I've always seen a lot of confusion between (usually) beginners on the Java language about the use of Scanner. As someone who got a bit of knowledge on Java SE, I think I'm able to write a bit of content to help those who are struggling on that problem, just as I did in prior contacts.

As a use case, let's use the following code fragment:

Scanner s = new Scanner(System.in);

System.out.println("Enter your name:");
String name = s.next();

System.out.println("Enter your age:");
int age = s.nextInt();

System.out.println("Enter your height:");
double height = s.nextDouble();

System.out.printf("Hello %s, you are %n years old and %f meters tall!\n");

By reading the code, it's assumable that the program will ask a user for it's name, age and height, then print it. But when you run that code fragment and write nathan[enter]21[enter]1.68[enter] in the terminal, things behave quite differently.

Suddenly, your dead simple program is stuck in a different situation. The values seems to just not go into the correct place, Scanner seems to read the values on a wrong order, and you don't know what to do. Depending on the string you typed you may get even stranger results.

In order to understand that situation we first need to know how Scanner works.

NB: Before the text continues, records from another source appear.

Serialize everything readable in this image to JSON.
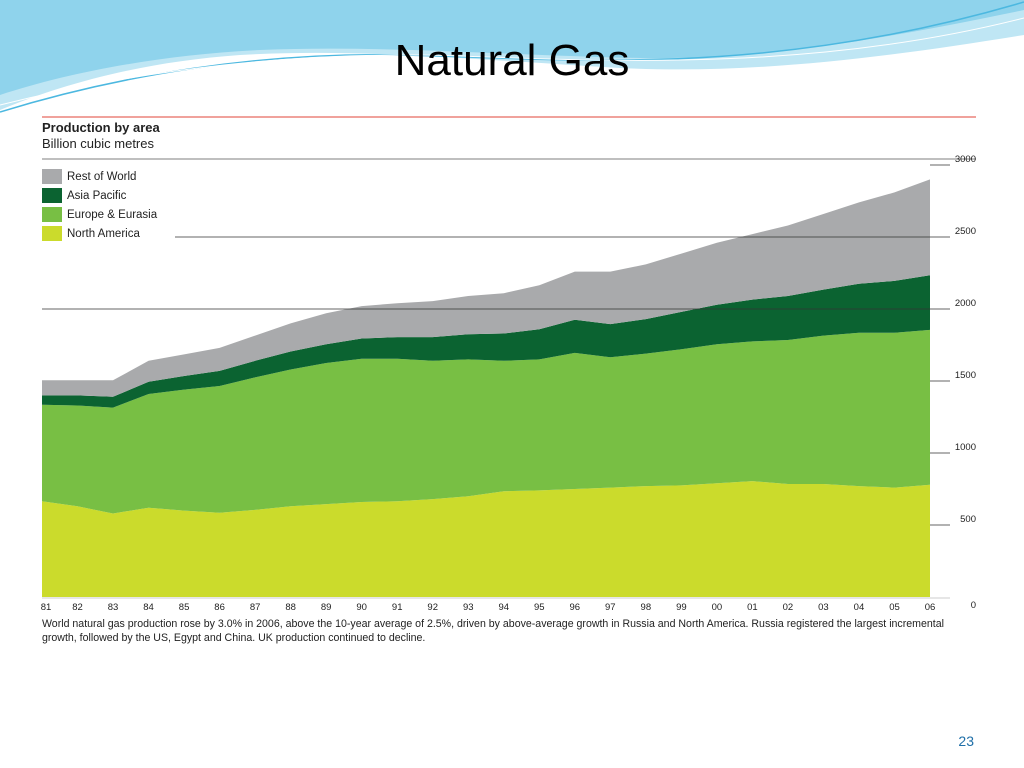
{
  "slide": {
    "title": "Natural Gas",
    "page_number": "23",
    "caption": "World natural gas production rose by 3.0% in 2006, above the 10-year average of 2.5%, driven by above-average growth in Russia and North America. Russia registered the largest incremental growth, followed by the US, Egypt and China. UK production continued to decline."
  },
  "colors": {
    "rest_of_world": "#a9aaac",
    "asia_pacific": "#0b6331",
    "europe_eurasia": "#78bf44",
    "north_america": "#cbdb2c",
    "rule_red": "#e2443a",
    "swoosh": "#4cb8e0"
  },
  "chart_data": {
    "type": "area",
    "stacked": true,
    "title": "Production by area",
    "subtitle": "Billion cubic metres",
    "x": [
      "81",
      "82",
      "83",
      "84",
      "85",
      "86",
      "87",
      "88",
      "89",
      "90",
      "91",
      "92",
      "93",
      "94",
      "95",
      "96",
      "97",
      "98",
      "99",
      "00",
      "01",
      "02",
      "03",
      "04",
      "05",
      "06"
    ],
    "ylim": [
      0,
      3000
    ],
    "y_ticks": [
      "0",
      "500",
      "1000",
      "1500",
      "2000",
      "2500",
      "3000"
    ],
    "grid": "horizontal lines at 2000, 2500, 3000",
    "legend_position": "top-left",
    "series": [
      {
        "name": "North America",
        "color": "#cbdb2c",
        "values": [
          665,
          630,
          580,
          620,
          600,
          585,
          605,
          630,
          645,
          660,
          665,
          680,
          700,
          735,
          740,
          750,
          760,
          770,
          775,
          790,
          805,
          785,
          785,
          770,
          760,
          780
        ]
      },
      {
        "name": "Europe & Eurasia",
        "color": "#78bf44",
        "values": [
          670,
          700,
          735,
          790,
          840,
          880,
          920,
          950,
          980,
          995,
          990,
          960,
          950,
          905,
          910,
          945,
          905,
          920,
          945,
          965,
          970,
          1000,
          1030,
          1065,
          1075,
          1075
        ]
      },
      {
        "name": "Asia Pacific",
        "color": "#0b6331",
        "values": [
          65,
          70,
          75,
          85,
          95,
          105,
          115,
          125,
          130,
          140,
          150,
          165,
          175,
          190,
          210,
          230,
          230,
          240,
          260,
          275,
          290,
          305,
          320,
          340,
          360,
          380
        ]
      },
      {
        "name": "Rest of World",
        "color": "#a9aaac",
        "values": [
          105,
          105,
          115,
          145,
          150,
          160,
          175,
          195,
          215,
          225,
          235,
          250,
          265,
          280,
          305,
          335,
          365,
          380,
          405,
          430,
          455,
          490,
          525,
          565,
          615,
          665
        ]
      }
    ]
  }
}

And to explain that I will bring a bit of the official Javadocs about the Scanner class

A simple text scanner which can parse primitive types and strings using regular expressions.
A Scanner breaks its input into tokens using a delimiter pattern, which by default matches whitespace.

What we need to understand there is that scanner, by default, reads the string you put in the terminal in fragments (which are divided by whitespaces), those fragments are called “tokens”. When we execute s.next() what the scanner do is to grab the next token in the input stream and returning it. So does nextInt() and nextDouble().

public String next()
Finds and returns the next complete token from this scanner.

You may have already spot the problem there. Note that according to the documentation, scanner splits the tokens by whitespaces, and in our input (nathan[enter]21[enter]1.68[enter]) we have NEVER wrote a single whitespace!

In that way, the scanner thinks that this entire input is just one token. And remember, the [enter] (line break) is also a character (EOL, represented by \n).

In order to solve this problem, we have two possible alternatives:

First, the method Scanner#readLine() can be used instead of next, nextInt or nextWhatever. This method returns the input until the next line break character, instead of the next token (until whitespace). But note, this returns just string, you will have to parse that string into an int or double if you need that.

public String nextLine()
Advances this scanner past the current line and returns the input that was skipped. This method returns the rest of the current line, excluding any line separator at the end. The position is set to the beginning of the next line.

The second way is by noting that scanner uses the whitespace as delimiter by default, and that it doesn't mean that the whitespace is the only thing that can be used. To change that, we use the Scanner#useDelimiter method.

Scanner s = new Scanner(System.in).useDelimiter("\\n")

And by doing that tweak, the program will be working as expected!